I colleghi di lavoro erano uno strano insieme di quarantenni single con uno spiccato senso dell’umorismo e di professionisti sulla cinquantina che parevano arrivati da un altro pianeta. Se i primi erano l’archetipo del precario svogliato ma brillante, i secondi sembravano impiegati d’ufficio, annoiati e precisi, e si animavano soltanto durante le interviste con i pezzi grossi. Poi c’erano gli scribacchini, che si accontentavano di sfornare articoli insipidi ma in gran quantità. Tra loro c’erano, in particolare, i curatori delle pagine culturali. Ogni evento era descritto con tono enfatico e celebrativo, ogni performer era glorificato come un trionfo della creatività locale.

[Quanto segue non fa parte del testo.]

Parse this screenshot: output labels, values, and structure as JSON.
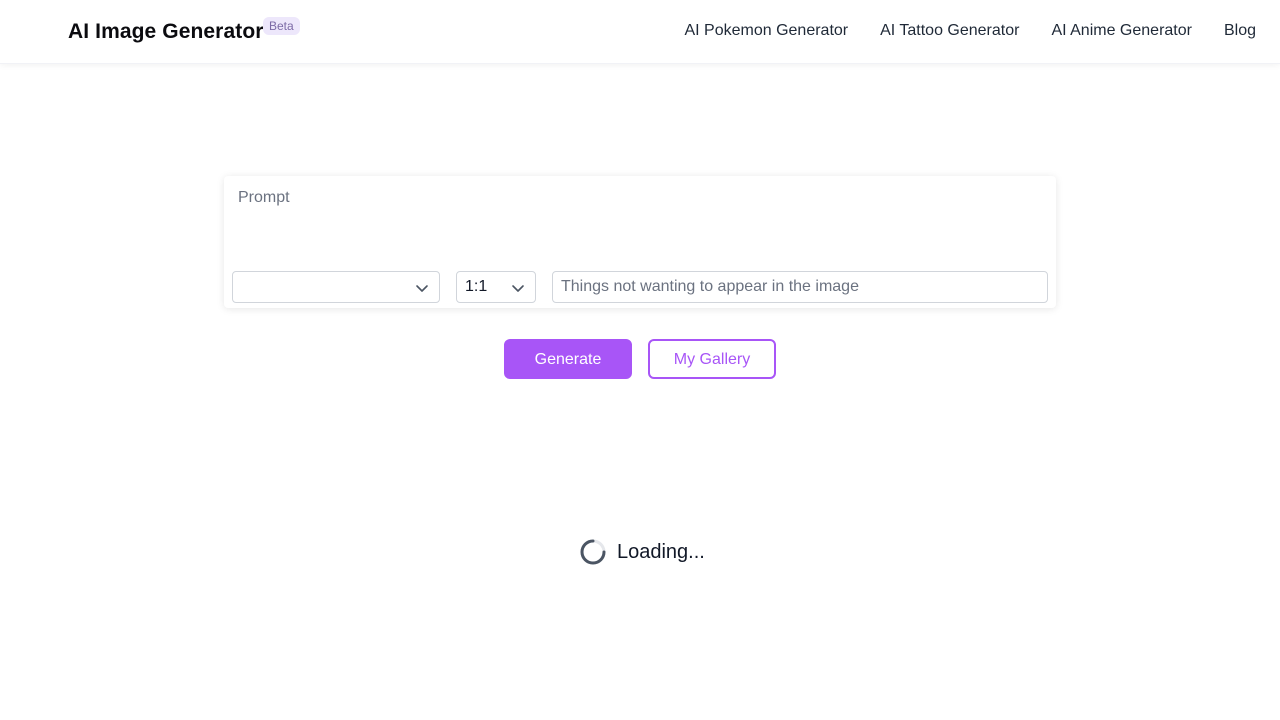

Una caratteristica comune di quel bestiario era l’amore per l’alcool e un grande spirito di corpo. Luca aveva scoperto di trarre piacere da quel senso di appartenenza: non vedeva l’ora di sentirsi parte di qualcosa, di qualsiasi cosa. Quel mondo chiuso ed esclusivo era un ottimo motivo per alzarsi la mattina con sufficiente entusiasmo. E questa volta nessuno poteva dirgli di essere un raccomandato.
Il fatto poi che le giornate si stessero allungando non faceva che infondere in Luca una bella dose di energia. La città non risultava più così sgradevole, non gli sembrava più di vivere in una morsa. Il coperchio grigio saldato alle cime delle montagne era saltato via, e il colore dell’ultima neve si sposava alla vegetazione che iniziava a riprendere vigore. I primi ciliegi selvatici e i mandorli si riempivano di fiori bianchi, mentre i prati si tingevano di un verde brillante che si mescolava ai tronchi ancora nudi delle conifere. Luca aveva iniziato a usare sempre meno l’auto. I baretti del centro, i locali pubblici, le panchine soleggiate erano diventati il suo ufficio. La mattina faceva ancora freddo, ma presto, una volta percorsa la via centrale e raggiunta la piazza, Luca poteva togliere la giacca per crogiolarsi nel suo maglione di lana, che teneva su fino a pranzo. Ci si poteva permettere anche un paio d’ore in maglietta prima che il gelo tornasse a pungere scivolando a valle dai pendii delle montagne.
Seduto al tavolino del suo solito bar si era trovato spesso ad ammirare la rilassata noncuranza dei suoi concittadini. I tipi umani che popolavano quello strano paesone erano una risposta originale alle scarse attrazioni offerte dalla vita di provincia. Vista la mancanza di esempi a cui attingere non si poteva fare a meno di improvvisare, e questo aggiungeva un tocco di personalità all’interpretazione dei ruoli sociali. Si doveva essere creativi, ecco tutto.
E poi il ritmo del suo impiego lo aiutava a fare ordine. Ogni giorno passava in redazione per concordare gli impegni della giornata. A metà mattinata c’erano le riunioni con i colleghi per gli scambi di idee. Il resto del tempo se lo gestiva a piacere. Cos’era il lavoro se non la possibilità di crearsi uno spazio personale, dove reinventarsi e definire la propria identità? Anche Luca improvvisava, ma ora lo faceva entro dei confini precisi, non nel disordine più totale. La notte, prima di dormire, pensava ancora un poco a Clara. Il giorno dopo però si immergeva di nuovo tra le viuzze anguste, le casette basse segnate dal tempo, il nuovo ponte gigante costruito sul torrente, i palazzoni popolari, i giardinetti frequentati dai tossici, i parcheggi vuoti e i cantieri eterni che gli ricordavano di quando era piccolo.
Era proprio bella la sua provincia. E la primavera poi, non parliamo della primavera!